いつものように少年に見送られて、海に出た老漁夫が、仕掛けた網に、かつてなかった程の重さを感じて、そこから、網にかかったカジキマグロと、4日間に渡る死闘が繰り広げられる。
老漁夫は、若かった頃は、腕相撲では町で誰にも負けないくらいの力持ちであったが、カジキマグロとの死闘では、ロープで手を傷付けて、老人特有の左手の痙攣にも見舞われて、舟は引っ張られて、満足に睡眠も食事も取れずに、ボロボロに疲れて、根気比べの末、やっと仕留めたカジキマグロを舟に括り付けて、ホウホウの体で帰路に着くが、今度はサメが襲って来て、応戦するものの、半分以上を食われてしまう。
死闘の末にせっかく仕留めたカジキマグロのほとんどをサメに食われて、あーあ、ガッカリというところだが、人間の、例え命をかけた行動や仕事であっても、様々な予想もしない要因によって、それが全て“無”になってしまうこともある、そして、それが他の人間に伝わらないこともあるということを示唆しているようだ。
しかし、自分だけは、そのことに充分、満足してることをわかっているのだから、それでもイイのだ。少年もわかっているし。自然に対する人間の可能性ってそんなことじゃないだろうか。人間はどう行動すれば良いのかというヘミングウェイの哲学が表れているようにも思うね。

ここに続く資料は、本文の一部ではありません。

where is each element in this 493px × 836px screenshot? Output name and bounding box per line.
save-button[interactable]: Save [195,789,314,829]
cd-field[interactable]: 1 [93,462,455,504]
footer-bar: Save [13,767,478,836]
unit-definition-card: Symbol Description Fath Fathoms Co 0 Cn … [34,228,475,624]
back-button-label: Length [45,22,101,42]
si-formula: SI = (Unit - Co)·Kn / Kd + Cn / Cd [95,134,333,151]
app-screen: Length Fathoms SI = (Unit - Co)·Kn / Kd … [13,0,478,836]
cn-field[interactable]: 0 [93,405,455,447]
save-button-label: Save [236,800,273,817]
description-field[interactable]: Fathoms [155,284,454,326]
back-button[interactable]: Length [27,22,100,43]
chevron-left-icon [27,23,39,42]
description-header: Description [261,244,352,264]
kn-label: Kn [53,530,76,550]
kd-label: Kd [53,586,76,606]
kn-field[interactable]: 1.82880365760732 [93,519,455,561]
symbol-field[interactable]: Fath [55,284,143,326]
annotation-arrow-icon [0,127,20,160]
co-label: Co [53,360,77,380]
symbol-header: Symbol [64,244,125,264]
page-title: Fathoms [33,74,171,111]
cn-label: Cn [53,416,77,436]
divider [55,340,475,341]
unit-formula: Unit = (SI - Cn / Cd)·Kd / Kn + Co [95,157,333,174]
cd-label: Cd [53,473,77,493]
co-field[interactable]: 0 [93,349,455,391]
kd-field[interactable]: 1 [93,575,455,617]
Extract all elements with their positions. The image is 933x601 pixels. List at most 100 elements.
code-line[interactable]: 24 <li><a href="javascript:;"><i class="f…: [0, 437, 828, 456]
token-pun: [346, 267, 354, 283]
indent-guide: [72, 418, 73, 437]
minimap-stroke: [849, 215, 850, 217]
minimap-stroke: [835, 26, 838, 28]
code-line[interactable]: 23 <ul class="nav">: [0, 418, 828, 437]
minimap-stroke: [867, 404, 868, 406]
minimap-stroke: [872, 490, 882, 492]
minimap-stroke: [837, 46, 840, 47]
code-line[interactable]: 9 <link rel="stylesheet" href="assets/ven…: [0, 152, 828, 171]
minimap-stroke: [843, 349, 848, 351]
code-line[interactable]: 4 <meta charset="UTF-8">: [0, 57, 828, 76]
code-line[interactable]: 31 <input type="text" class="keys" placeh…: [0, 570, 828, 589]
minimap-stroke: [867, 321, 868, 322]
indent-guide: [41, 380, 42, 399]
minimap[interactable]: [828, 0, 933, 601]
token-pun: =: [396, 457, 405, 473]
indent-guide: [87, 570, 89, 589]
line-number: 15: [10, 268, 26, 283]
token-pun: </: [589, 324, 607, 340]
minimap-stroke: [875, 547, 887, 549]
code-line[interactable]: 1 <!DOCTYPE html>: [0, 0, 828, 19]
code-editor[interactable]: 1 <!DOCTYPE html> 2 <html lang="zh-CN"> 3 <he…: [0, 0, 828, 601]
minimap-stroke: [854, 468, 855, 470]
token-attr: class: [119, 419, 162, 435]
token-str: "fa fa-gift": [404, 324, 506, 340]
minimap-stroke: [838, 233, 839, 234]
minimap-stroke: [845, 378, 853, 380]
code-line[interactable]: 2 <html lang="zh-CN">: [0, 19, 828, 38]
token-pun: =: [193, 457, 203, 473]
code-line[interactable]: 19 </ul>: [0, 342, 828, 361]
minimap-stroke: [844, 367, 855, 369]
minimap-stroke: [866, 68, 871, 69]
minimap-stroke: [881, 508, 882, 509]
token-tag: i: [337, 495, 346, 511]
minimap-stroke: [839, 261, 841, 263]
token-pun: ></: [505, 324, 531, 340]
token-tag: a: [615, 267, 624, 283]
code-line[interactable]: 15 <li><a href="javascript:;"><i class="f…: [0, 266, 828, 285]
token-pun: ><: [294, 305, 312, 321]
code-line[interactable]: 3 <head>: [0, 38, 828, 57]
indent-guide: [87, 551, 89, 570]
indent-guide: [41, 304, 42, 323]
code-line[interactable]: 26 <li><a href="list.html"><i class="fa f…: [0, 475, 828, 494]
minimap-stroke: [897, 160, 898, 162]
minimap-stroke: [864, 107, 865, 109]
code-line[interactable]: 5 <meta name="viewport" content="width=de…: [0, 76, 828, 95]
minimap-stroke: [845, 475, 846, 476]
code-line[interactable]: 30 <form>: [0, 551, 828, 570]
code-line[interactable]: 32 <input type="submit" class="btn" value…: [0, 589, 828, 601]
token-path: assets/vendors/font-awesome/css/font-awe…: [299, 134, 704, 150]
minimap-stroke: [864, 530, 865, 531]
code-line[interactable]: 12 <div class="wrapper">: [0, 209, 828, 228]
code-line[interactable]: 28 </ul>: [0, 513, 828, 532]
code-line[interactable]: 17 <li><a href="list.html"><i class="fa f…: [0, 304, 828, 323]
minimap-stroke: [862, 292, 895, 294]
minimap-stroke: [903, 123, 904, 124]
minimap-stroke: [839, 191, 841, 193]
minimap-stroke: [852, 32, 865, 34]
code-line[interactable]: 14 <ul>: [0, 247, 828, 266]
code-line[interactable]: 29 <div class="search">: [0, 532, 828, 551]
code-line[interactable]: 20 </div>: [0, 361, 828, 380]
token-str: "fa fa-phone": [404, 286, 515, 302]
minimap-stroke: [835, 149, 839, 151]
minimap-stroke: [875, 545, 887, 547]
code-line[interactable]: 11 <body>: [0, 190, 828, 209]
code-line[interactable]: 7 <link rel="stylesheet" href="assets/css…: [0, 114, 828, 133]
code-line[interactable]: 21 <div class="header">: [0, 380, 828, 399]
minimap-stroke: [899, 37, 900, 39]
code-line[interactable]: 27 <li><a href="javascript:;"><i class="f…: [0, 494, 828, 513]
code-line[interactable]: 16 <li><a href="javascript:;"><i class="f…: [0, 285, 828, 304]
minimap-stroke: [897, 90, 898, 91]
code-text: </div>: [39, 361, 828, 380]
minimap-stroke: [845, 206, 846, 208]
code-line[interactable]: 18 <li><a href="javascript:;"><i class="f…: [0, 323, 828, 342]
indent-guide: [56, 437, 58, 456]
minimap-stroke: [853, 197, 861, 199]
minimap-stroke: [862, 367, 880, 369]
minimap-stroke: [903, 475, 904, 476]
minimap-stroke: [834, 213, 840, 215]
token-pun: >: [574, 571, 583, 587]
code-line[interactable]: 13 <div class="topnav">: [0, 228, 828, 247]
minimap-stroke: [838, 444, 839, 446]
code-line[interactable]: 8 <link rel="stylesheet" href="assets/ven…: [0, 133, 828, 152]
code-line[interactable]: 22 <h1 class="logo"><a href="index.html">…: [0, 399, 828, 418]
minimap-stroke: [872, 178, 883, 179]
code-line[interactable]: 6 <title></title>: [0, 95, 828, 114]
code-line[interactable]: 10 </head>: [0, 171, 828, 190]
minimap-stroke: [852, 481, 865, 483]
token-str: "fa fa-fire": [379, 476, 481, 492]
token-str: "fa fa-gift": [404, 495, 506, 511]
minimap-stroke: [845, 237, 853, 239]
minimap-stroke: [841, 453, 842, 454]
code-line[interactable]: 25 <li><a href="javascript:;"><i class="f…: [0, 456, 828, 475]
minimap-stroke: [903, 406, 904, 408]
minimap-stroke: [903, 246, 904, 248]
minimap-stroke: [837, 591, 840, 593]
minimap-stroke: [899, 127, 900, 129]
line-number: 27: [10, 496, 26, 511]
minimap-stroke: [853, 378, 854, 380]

「負けたがどうした。何に負けた。遠くへ行き過ぎただけだ。人間は負けない。破滅はするが、負けはしない」by老漁夫
こんな、ある意味で健康的な小説を書いたヘミングウェイも、晩年、飛行機事故で身体が思うように動かず、いろいろと行動に支障が出るようになって、絶望の末、散弾銃による自殺を遂げるなんて、人間なんて全てにおいてままならないものだね。